Heh.
I suppose it doesn't matter at Wolf Pack's level what you run though, as long as it's run with some semblance of competence and isn't something stupid like 20/25 faeries *ahem*.
But even in decent war kingdoms, faeries attacking is very doable. There are times were it works though, especially later in war when returns time are broken up. If you know that the offenses that can break you are several hours out and not aligned in sequential order, it's harder for people to complete chains against a high defense province even if they have the offense to break. Using an attack to drop the nw of an attacker that could be a threat to your top might be worth exposing a province to the possibility of being topfed, if that topfeeding is going to screw a kingdom's attacking core.

It's a lot harder to Faery to get the necessary opa to break, but huge offenses can die off pretty fast. If you only need 50 dpa to prevent a clean break and are sitting on 100 dpa mod, you can pull 5 beastmasters, draft up 1 soldier per acre, and somehow obtain ponies to mount part or all of that. That will give 28 raw opa to work with, which is enough to tap a fair number of provinces.
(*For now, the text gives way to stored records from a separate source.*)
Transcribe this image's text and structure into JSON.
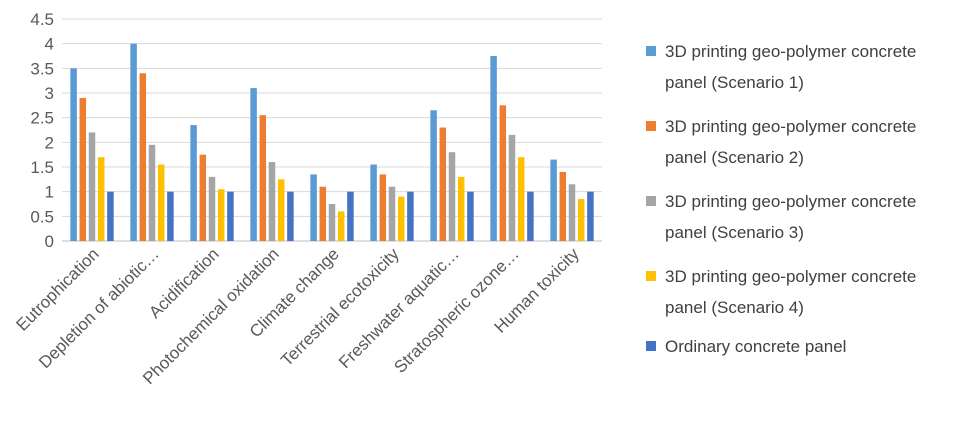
{
  "chart_data": {
    "type": "bar",
    "categories": [
      "Eutrophication",
      "Depletion of abiotic…",
      "Acidification",
      "Photochemical oxidation",
      "Climate change",
      "Terrestrial  ecotoxicity",
      "Freshwater aquatic…",
      "Stratospheric ozone…",
      "Human toxicity"
    ],
    "series": [
      {
        "name": "3D printing geo-polymer concrete panel (Scenario 1)",
        "color": "#5B9BD5",
        "values": [
          3.5,
          4.0,
          2.35,
          3.1,
          1.35,
          1.55,
          2.65,
          3.75,
          1.65
        ]
      },
      {
        "name": "3D printing geo-polymer concrete panel (Scenario 2)",
        "color": "#ED7D31",
        "values": [
          2.9,
          3.4,
          1.75,
          2.55,
          1.1,
          1.35,
          2.3,
          2.75,
          1.4
        ]
      },
      {
        "name": "3D printing geo-polymer concrete panel (Scenario 3)",
        "color": "#A5A5A5",
        "values": [
          2.2,
          1.95,
          1.3,
          1.6,
          0.75,
          1.1,
          1.8,
          2.15,
          1.15
        ]
      },
      {
        "name": "3D printing geo-polymer concrete panel (Scenario 4)",
        "color": "#FFC000",
        "values": [
          1.7,
          1.55,
          1.05,
          1.25,
          0.6,
          0.9,
          1.3,
          1.7,
          0.85
        ]
      },
      {
        "name": "Ordinary concrete panel",
        "color": "#4472C4",
        "values": [
          1.0,
          1.0,
          1.0,
          1.0,
          1.0,
          1.0,
          1.0,
          1.0,
          1.0
        ]
      }
    ],
    "yticks": [
      "0",
      "0.5",
      "1",
      "1.5",
      "2",
      "2.5",
      "3",
      "3.5",
      "4",
      "4.5"
    ],
    "ylim": [
      0,
      4.5
    ],
    "grid": true,
    "legend_position": "right"
  },
  "legend": [
    {
      "line1": "3D printing geo-polymer concrete",
      "line2": "panel (Scenario  1)",
      "color": "#5B9BD5"
    },
    {
      "line1": "3D printing geo-polymer concrete",
      "line2": "panel (Scenario  2)",
      "color": "#ED7D31"
    },
    {
      "line1": "3D printing geo-polymer concrete",
      "line2": "panel (Scenario  3)",
      "color": "#A5A5A5"
    },
    {
      "line1": "3D printing geo-polymer concrete",
      "line2": "panel (Scenario  4)",
      "color": "#FFC000"
    },
    {
      "line1": "Ordinary concrete panel",
      "line2": "",
      "color": "#4472C4"
    }
  ]
}
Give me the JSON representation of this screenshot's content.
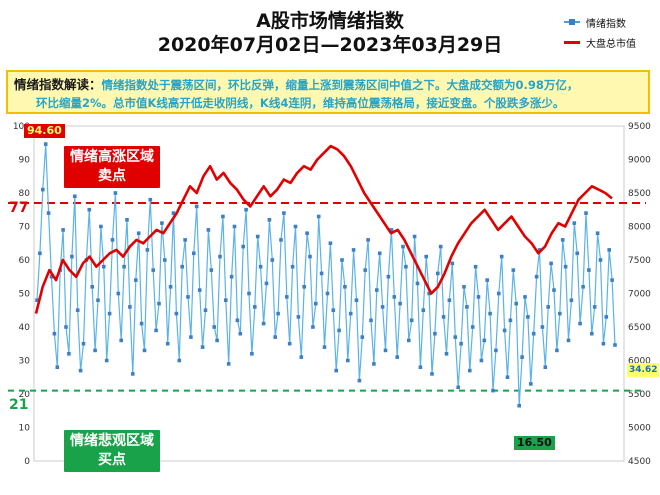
{
  "title_line1": "A股市场情绪指数",
  "title_line2": "2020年07月02日—2023年03月29日",
  "legend": {
    "sentiment": "情绪指数",
    "market_cap": "大盘总市值"
  },
  "note": {
    "heading": "情绪指数解读：",
    "line1": "情绪指数处于震荡区间，环比反弹，缩量上涨到震荡区间中值之下。大盘成交额为0.98万亿，",
    "line2": "环比缩量2%。总市值K线高开低走收阴线，K线4连阴，维持高位震荡格局，接近变盘。个股跌多涨少。"
  },
  "zones": {
    "high_line1": "情绪高涨区域",
    "high_line2": "卖点",
    "low_line1": "情绪悲观区域",
    "low_line2": "买点"
  },
  "labels": {
    "max": "94.60",
    "min": "16.50",
    "latest": "34.62",
    "upper_threshold": "77",
    "lower_threshold": "21"
  },
  "colors": {
    "sentiment": "#3d8fd1",
    "market_cap": "#e00000",
    "upper_line": "#e00000",
    "lower_line": "#1aa24a",
    "badge_max": "#e00000",
    "badge_min": "#1aa24a",
    "badge_latest": "#ffff66"
  },
  "chart_data": {
    "type": "line",
    "y_left": {
      "ticks": [
        0,
        10,
        20,
        30,
        40,
        50,
        60,
        70,
        80,
        90,
        100
      ],
      "range": [
        0,
        100
      ]
    },
    "y_right": {
      "ticks": [
        4500,
        5000,
        5500,
        6000,
        6500,
        7000,
        7500,
        8000,
        8500,
        9000,
        9500
      ],
      "range": [
        4500,
        9500
      ]
    },
    "thresholds": [
      77,
      21
    ],
    "series": [
      {
        "name": "情绪指数",
        "axis": "left",
        "values": [
          48,
          62,
          81,
          94.6,
          74,
          55,
          38,
          28,
          57,
          69,
          40,
          32,
          61,
          79,
          45,
          27,
          35,
          60,
          75,
          52,
          33,
          48,
          70,
          58,
          30,
          44,
          66,
          80,
          50,
          36,
          58,
          72,
          46,
          26,
          54,
          68,
          41,
          33,
          63,
          78,
          57,
          39,
          47,
          71,
          60,
          35,
          52,
          74,
          44,
          30,
          58,
          66,
          49,
          37,
          62,
          76,
          51,
          34,
          45,
          69,
          57,
          40,
          36,
          61,
          73,
          48,
          29,
          55,
          70,
          42,
          38,
          64,
          75,
          50,
          32,
          46,
          67,
          58,
          41,
          53,
          72,
          60,
          37,
          44,
          66,
          74,
          49,
          35,
          58,
          70,
          43,
          31,
          52,
          68,
          61,
          40,
          47,
          73,
          56,
          34,
          50,
          65,
          45,
          27,
          39,
          60,
          52,
          30,
          44,
          63,
          48,
          24,
          37,
          57,
          66,
          42,
          29,
          51,
          62,
          46,
          33,
          55,
          69,
          49,
          31,
          47,
          64,
          58,
          36,
          42,
          67,
          53,
          28,
          45,
          61,
          50,
          26,
          38,
          56,
          64,
          43,
          32,
          48,
          59,
          37,
          22,
          35,
          52,
          46,
          27,
          40,
          58,
          49,
          30,
          36,
          54,
          44,
          21,
          33,
          50,
          61,
          39,
          25,
          42,
          57,
          47,
          16.5,
          31,
          49,
          43,
          23,
          38,
          55,
          63,
          40,
          28,
          46,
          59,
          51,
          33,
          44,
          66,
          58,
          36,
          48,
          71,
          62,
          41,
          52,
          74,
          57,
          38,
          46,
          68,
          60,
          35,
          43,
          63,
          54,
          34.62
        ]
      },
      {
        "name": "大盘总市值",
        "axis": "right",
        "values": [
          6700,
          7100,
          7350,
          7200,
          7500,
          7350,
          7250,
          7450,
          7550,
          7400,
          7500,
          7600,
          7650,
          7550,
          7700,
          7800,
          7750,
          7850,
          7950,
          7900,
          8050,
          8200,
          8400,
          8600,
          8500,
          8750,
          8900,
          8700,
          8800,
          8650,
          8550,
          8400,
          8300,
          8450,
          8600,
          8450,
          8550,
          8700,
          8650,
          8800,
          8900,
          8850,
          9000,
          9100,
          9200,
          9150,
          9050,
          8900,
          8700,
          8500,
          8350,
          8200,
          8050,
          7900,
          7950,
          7800,
          7600,
          7400,
          7200,
          7000,
          7100,
          7300,
          7550,
          7750,
          7900,
          8050,
          8150,
          8250,
          8100,
          7950,
          8050,
          8150,
          8000,
          7850,
          7750,
          7600,
          7700,
          7900,
          8050,
          8000,
          8200,
          8400,
          8500,
          8600,
          8550,
          8500,
          8420
        ]
      }
    ]
  }
}
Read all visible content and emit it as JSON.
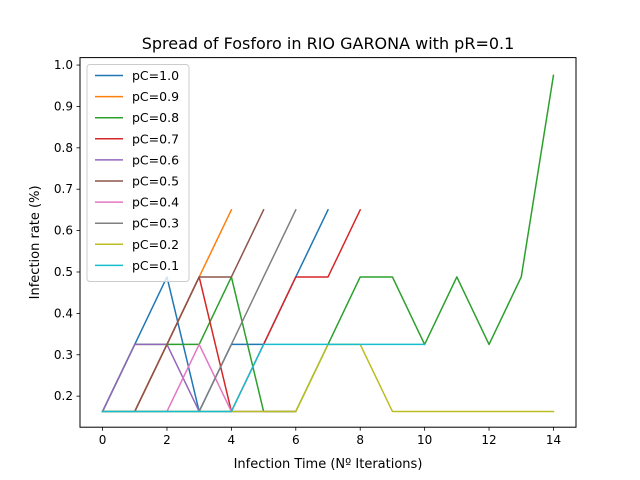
{
  "chart_data": {
    "type": "line",
    "title": "Spread of Fosforo in RIO GARONA with pR=0.1",
    "xlabel": "Infection Time (Nº Iterations)",
    "ylabel": "Infection rate (%)",
    "xlim": [
      -0.7,
      14.7
    ],
    "ylim": [
      0.125,
      1.018
    ],
    "xticks": [
      0,
      2,
      4,
      6,
      8,
      10,
      12,
      14
    ],
    "yticks": [
      0.2,
      0.3,
      0.4,
      0.5,
      0.6,
      0.7,
      0.8,
      0.9,
      1.0
    ],
    "ytick_labels": [
      "0.2",
      "0.3",
      "0.4",
      "0.5",
      "0.6",
      "0.7",
      "0.8",
      "0.9",
      "1.0"
    ],
    "grid": false,
    "legend_position": "top-left",
    "series": [
      {
        "name": "pC=1.0",
        "color": "#1f77b4",
        "x": [
          0,
          1,
          2,
          3,
          4,
          5,
          6,
          7
        ],
        "y": [
          0.163,
          0.325,
          0.488,
          0.163,
          0.325,
          0.325,
          0.488,
          0.65
        ]
      },
      {
        "name": "pC=0.9",
        "color": "#ff7f0e",
        "x": [
          0,
          1,
          2,
          3,
          4
        ],
        "y": [
          0.163,
          0.163,
          0.325,
          0.488,
          0.65
        ]
      },
      {
        "name": "pC=0.8",
        "color": "#2ca02c",
        "x": [
          0,
          1,
          2,
          3,
          4,
          5,
          6,
          7,
          8,
          9,
          10,
          11,
          12,
          13,
          14
        ],
        "y": [
          0.163,
          0.325,
          0.325,
          0.325,
          0.488,
          0.163,
          0.163,
          0.325,
          0.488,
          0.488,
          0.325,
          0.488,
          0.325,
          0.488,
          0.975
        ]
      },
      {
        "name": "pC=0.7",
        "color": "#d62728",
        "x": [
          0,
          1,
          2,
          3,
          4,
          5,
          6,
          7,
          8
        ],
        "y": [
          0.163,
          0.163,
          0.325,
          0.488,
          0.163,
          0.325,
          0.488,
          0.488,
          0.65
        ]
      },
      {
        "name": "pC=0.6",
        "color": "#9467bd",
        "x": [
          0,
          1,
          2,
          3,
          4,
          5,
          6
        ],
        "y": [
          0.163,
          0.325,
          0.325,
          0.163,
          0.163,
          0.163,
          0.163
        ]
      },
      {
        "name": "pC=0.5",
        "color": "#8c564b",
        "x": [
          0,
          1,
          2,
          3,
          4,
          5
        ],
        "y": [
          0.163,
          0.163,
          0.325,
          0.488,
          0.488,
          0.65
        ]
      },
      {
        "name": "pC=0.4",
        "color": "#e377c2",
        "x": [
          0,
          1,
          2,
          3,
          4
        ],
        "y": [
          0.163,
          0.163,
          0.163,
          0.325,
          0.163
        ]
      },
      {
        "name": "pC=0.3",
        "color": "#7f7f7f",
        "x": [
          0,
          1,
          2,
          3,
          4,
          5,
          6
        ],
        "y": [
          0.163,
          0.163,
          0.163,
          0.163,
          0.325,
          0.488,
          0.65
        ]
      },
      {
        "name": "pC=0.2",
        "color": "#bcbd22",
        "x": [
          0,
          1,
          2,
          3,
          4,
          5,
          6,
          7,
          8,
          9,
          10,
          11,
          12,
          13,
          14
        ],
        "y": [
          0.163,
          0.163,
          0.163,
          0.163,
          0.163,
          0.163,
          0.163,
          0.325,
          0.325,
          0.163,
          0.163,
          0.163,
          0.163,
          0.163,
          0.163
        ]
      },
      {
        "name": "pC=0.1",
        "color": "#17becf",
        "x": [
          0,
          1,
          2,
          3,
          4,
          5,
          6,
          7,
          8,
          9,
          10
        ],
        "y": [
          0.163,
          0.163,
          0.163,
          0.163,
          0.163,
          0.325,
          0.325,
          0.325,
          0.325,
          0.325,
          0.325
        ]
      }
    ]
  }
}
While you may say "that's not really an attacker" - Halfling is essentially in the same position of being forced to hold armies for a long time until they can safely break targets, but they have worse nw, a gains penalty, and magic vulnerability working against them. At best, they're not able to utilize the extra acres as well, because they don't have ops defense worth a damn. And because of that vulnerability, the only safeguard against Halfer is to run enough that they can't be destroyed or contained with magic, which means running a lot of a province that can only do thievery. As a static superthief, Faery is better simply for their defense, spellbook, and peacetime economy, even if their wpa isn't particularly great.